Socialismo bolivariano

O anúncio da nacionalização dos setores de eletricidade e de telecomunicações venezuelanos que escandalizou os que não se impressionam com o medíocre crescimento brasileiro dos últimos 16 anos fazem parte do que o presidente Hugo Chávez batizou, no discurso de posse do seu novo governo, de “os cinco motores constituintes para construir o socialismo”. Para Chávez, o primeiro eixo da nova fase da revolução boliavariana é a Lei de Habilitação, que permitirá ao Executivo legislar sobre as matérias necessárias para avançar nas mudanças até o socialismo.
O segundo eixo passa por uma profunda reforma da Constituição, para permitir a modificação dos artigos dos capítulos econômico e político que possam dar lugar “a equívocos devido a sua redação”. Como terceiro motor da revolução bolivariana, Chávez apontou a jornada nacional Moral e Luzes, uma campanha de educação moral, econômica, política e social que, além das escolas, se estenda às fábricas, aos campos e aos movimentos sociais.

Realidade
O presidente venezuelano apontou como quarto ponto “a geometria do poder”, definida por ele como uma nova forma de distribuição dos poderes político, econômico, social e militar no espaço nacional. O objetivo é revisar a distribuição político-territorial do país e gerar a construção dos sistemas de cidades e territórios federais: “Essa proposta representa uma inovação na busca de uma forma que se adapte muito mais a nossa realidade e as nossas aspirações”, destacou Chávez, que pediu aos governadores e prefeitos que participem do debate dessa proposta.

Projeto nacional
A “explosão revolucionária de poder comunitário” foi apontado por ele como o quinto motor constituinte, o qual, segundo Chávez, “tem maior força e dependerá do êxito dos anteriores eixo revolucionários dessa nova era da administração pública”: “Entramos plenamente no tempo de construção do projeto nacional Simón Bolívar, que requererá um fundamento sólido. O que temos feito até agora é construir um piso sobre o qual construiremos o edifício, o projeto socialista bolivariano”, destacou.

Funeral fiscal
Não foi apenas esta coluna que apontou a inexistência de punição para governantes que atrasem salários como um epitáfio da Lei de Responsabilidade Fiscal.

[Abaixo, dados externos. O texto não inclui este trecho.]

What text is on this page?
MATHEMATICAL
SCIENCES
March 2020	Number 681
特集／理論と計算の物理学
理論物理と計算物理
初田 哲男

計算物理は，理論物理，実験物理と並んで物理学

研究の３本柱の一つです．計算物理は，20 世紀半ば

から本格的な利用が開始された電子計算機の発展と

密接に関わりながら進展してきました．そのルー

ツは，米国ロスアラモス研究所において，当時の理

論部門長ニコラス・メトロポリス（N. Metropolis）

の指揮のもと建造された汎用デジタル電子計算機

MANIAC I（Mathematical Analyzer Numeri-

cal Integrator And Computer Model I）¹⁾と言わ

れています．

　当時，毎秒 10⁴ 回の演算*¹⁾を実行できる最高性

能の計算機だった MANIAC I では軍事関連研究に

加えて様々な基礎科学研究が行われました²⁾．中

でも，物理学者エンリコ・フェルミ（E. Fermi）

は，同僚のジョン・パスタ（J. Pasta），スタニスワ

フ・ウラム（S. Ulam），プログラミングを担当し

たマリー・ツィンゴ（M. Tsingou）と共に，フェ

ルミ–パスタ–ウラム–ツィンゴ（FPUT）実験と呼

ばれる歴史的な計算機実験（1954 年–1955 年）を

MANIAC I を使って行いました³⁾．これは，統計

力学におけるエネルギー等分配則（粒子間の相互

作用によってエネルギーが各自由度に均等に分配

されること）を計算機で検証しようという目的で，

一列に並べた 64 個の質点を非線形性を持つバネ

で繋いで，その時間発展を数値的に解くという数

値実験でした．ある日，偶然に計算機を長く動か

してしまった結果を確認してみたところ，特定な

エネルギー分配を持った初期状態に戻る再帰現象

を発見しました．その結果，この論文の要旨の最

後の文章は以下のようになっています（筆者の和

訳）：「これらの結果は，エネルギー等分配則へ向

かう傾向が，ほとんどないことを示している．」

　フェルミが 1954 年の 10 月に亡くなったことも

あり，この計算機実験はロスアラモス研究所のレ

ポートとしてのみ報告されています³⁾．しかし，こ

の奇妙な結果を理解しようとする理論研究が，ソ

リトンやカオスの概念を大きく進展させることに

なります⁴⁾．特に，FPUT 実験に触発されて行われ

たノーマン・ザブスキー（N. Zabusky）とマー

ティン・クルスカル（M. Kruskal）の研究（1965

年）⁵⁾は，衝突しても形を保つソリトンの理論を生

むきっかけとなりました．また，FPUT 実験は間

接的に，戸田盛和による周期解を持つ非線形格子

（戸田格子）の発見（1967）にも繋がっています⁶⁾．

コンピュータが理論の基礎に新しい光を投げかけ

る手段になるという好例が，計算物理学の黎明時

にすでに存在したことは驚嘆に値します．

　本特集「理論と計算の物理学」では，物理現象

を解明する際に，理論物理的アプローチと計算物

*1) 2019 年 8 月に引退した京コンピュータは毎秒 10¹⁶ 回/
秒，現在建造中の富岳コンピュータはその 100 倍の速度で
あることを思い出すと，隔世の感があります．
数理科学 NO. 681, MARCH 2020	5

Um dia depois, o prefeito do Rio, César Maia (PFL), também destacou em seu blog que se o Ministério Público não representar contra os governadores que deixarem de pagar salários ao funcionalismo isso representará “o funeral definitivo da LRF”: “O que fará o MP? Como em 2002, a LRF estreava em relação aos governadores, pode ser que isso explique. Mas vamos ver agora, se o MP vai acioná-los. Se não for assim a LRF é de brincadeirinha. E não há fiscal da lei para o que é relevante em relação aos governos”, atestou César.

Código
Termina nesta quinta o prazo – sucessivamente adiado – para as empresas se adequarem ao novo Código Civil. As companhias devem realizar alteração contratual e se adequar ao novo sistema. As que não se adaptarem às novas regras pedem ter problemas para realizar compras a prazo ou contratar financiamentos e empréstimos bancários, bem como ficarão impedidas de participar de licitações públicas.

Câmbio
O dólar barato tem seus defensores: as empresas importadoras de equipamentos e produtos médico-hospitalares comemoram o crescimento – que deve chegar a 15% – no ano passado e prevêem expansão de 10% em 2007, “desde que o cambio permaneça no mesmo nível”, destaca o presidente da Abimed (associação que congrega os importadores), David Neale. O setor espera ter fechado 2006 como importações de US$ 1,8 bilhão.

Grande irmão
Para infelicidade dos telespectadores, já está no ar a enésima edição do Big Brother Brasil. Para sorte dos funcionários da Eletro-Saúde, uma possível reprodução da vigilância por câmeras nos escritórios do plano parece ter sido abortada. No apagar das luzes de 2006, meio que por acaso, descobriu-se que o superintendente da entidade, José Eduardo Mendonça, comprara um sistema de câmeras. Agora, o novo presidente da Eletros decidirá se desinstala o sistema ou que utilidade dará a ele.